Öze Dönüş Platformu… İsmi çok güzel. Kim buldu bilmiyorum, ama kutluyorum. Özümüze, ilkelerimize dönmek. Bizim ilkelerimiz; insan sevgisi, inançlara, değerlere, adalet üzerine kurulmuştur. Yozlaşmayı reddetmiştir. İnsan sevgisi vardır. Tabiat sevgisi vardır. Allah’ın yarattığı kâinata saygı vardır. Kâinatın sırlarını çözmek için Allah’ın verdiği aklı kullanmak vardır. Eğer biz bunları yapabilirsek özümüze dönmüş oluruz. Özümüze dönmek kadar değerli bir şey yoktur. Özümüz zaman zaman dışarıdan müdahaleler ile değiştirilmek isteniyor. Önemli olan hep beraber karşı çıkmaktır. Bizim değerlerimiz son derece önemli. Aynı zamanda evrensel değerlerdir. Öze dönüş bir anlamda aklımızı kullanmaktır. Eğer teknolojide, bilimde ilerlemeler varsa aklı kullanmaktan geçiyor. Dünyayı sorgulayacağız. Rakamı bulmak, zamanı bulmak bunların hepsini aklımızı kullanarak yapacağız. Aynı zamanda bu insanın kendi bölgesinde huzur içinde yaşaması demektir. Vatan ve milletten söz ettik. Sayın Bakanımız sağ olsun ‘bizim için vatan ve bayrak çok değerlidir’ diye ifade etti. Evet değerlidir.

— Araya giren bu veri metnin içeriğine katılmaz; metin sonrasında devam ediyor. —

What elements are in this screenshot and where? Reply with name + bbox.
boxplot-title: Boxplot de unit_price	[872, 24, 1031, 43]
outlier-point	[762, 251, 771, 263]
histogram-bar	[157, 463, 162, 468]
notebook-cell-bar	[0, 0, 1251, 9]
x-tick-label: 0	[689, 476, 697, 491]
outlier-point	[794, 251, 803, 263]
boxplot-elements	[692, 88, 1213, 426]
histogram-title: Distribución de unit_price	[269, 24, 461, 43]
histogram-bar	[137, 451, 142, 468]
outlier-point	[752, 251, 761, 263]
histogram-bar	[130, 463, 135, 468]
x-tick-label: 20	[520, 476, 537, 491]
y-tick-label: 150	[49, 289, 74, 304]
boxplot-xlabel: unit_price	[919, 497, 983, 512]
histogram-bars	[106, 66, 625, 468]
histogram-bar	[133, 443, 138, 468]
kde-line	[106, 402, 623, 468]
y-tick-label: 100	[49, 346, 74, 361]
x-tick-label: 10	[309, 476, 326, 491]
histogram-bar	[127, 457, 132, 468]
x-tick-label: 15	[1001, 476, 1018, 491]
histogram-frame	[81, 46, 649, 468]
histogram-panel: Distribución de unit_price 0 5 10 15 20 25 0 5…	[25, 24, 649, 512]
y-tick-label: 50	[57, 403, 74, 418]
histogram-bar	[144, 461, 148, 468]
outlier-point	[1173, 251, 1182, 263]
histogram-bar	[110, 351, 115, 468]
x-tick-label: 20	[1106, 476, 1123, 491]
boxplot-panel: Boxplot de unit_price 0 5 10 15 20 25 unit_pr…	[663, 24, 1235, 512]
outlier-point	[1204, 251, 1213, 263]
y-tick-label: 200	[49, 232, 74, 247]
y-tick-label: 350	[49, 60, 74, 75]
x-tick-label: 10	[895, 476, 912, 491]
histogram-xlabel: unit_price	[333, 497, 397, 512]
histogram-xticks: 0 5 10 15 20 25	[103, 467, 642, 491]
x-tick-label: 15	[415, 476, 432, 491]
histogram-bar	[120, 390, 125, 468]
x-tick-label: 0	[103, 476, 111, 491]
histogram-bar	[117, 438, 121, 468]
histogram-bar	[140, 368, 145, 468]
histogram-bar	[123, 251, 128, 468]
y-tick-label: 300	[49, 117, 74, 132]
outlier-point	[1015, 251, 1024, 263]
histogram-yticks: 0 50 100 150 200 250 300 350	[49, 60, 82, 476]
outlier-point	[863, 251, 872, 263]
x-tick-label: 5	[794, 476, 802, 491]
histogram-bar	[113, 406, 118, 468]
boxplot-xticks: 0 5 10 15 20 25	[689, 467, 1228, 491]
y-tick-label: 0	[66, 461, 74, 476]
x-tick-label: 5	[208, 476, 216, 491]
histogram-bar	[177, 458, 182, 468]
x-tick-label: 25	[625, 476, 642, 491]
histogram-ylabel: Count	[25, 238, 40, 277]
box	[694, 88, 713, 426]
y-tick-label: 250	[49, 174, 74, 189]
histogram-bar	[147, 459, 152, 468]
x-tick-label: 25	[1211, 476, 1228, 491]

“ATATÜRK’Ü HEP YANLIŞ ANLATTILAR”
Bize Mustafa Kemal Atatürk’ü hep yanlış anlattılar. Öze dönüş değerleri konuşulacaksa, Mustafa Kemal Atatürk ne demektir? İki temel ilkesi vardır. Birincisi; siyasi hedeftir. ‘Özgürlük ve bağımsızlık benim karakterimdir’ der. İkincisi, ‘savaş meydanlarında kazanılan zaferler ekonomik zaferle taçlandırılmadıkça bağımsızlığınızı koruyamazsınız’ diyor. Biz kendi bağımsızlığımızı, güçlü olduğumuz zaman koruyacağız. Güçlü olmanın yolu nedir? Ekonomik bağımsızlığımız olacak. Biz Mustafa Kemal’i bu çerçevede değerlendirmeliyiz. Biz kendi tarihimizle hep gurur duyarız ama varsa yanlışımız oturup konuşacağız. Hata kavramı insana özgü kavramdır. İnsanoğlu hata yapabilir, duygularının esiri olabilir.
“DAHA GÜZEL OLMAZ MIYDI?”
Sayın Bakanımız, ‘her siyasi parti liderlerini davet ettik, bazıları geldi.’ Öncelikle size şükran borçluyum. Bütün siyasi partileri davet etmeniz bence çok değerlidir. Keşke bütün siyasi parti liderleri burada olsaydı, gençler soru sorsaydı, bizler de cevap verseydik. Daha güzel olmaz mıydı? Biz asla hata yapmayız diye bir şey yok. Benim de hatalarım olmuştur, telafi etmemiz lazım. Biz buna devlet yönetiminde, liyakat diyoruz, işi ehline vereceksin. İşi ehline verdiğin zaman en rahat yönetim, devlet yönetimidir. Hepsinin görevi belirlenmiştir. Gözünüz arkada kalmaz. Siyasi otorite, hedef gösterir. Oturur bürokratlar bunu yaparlar.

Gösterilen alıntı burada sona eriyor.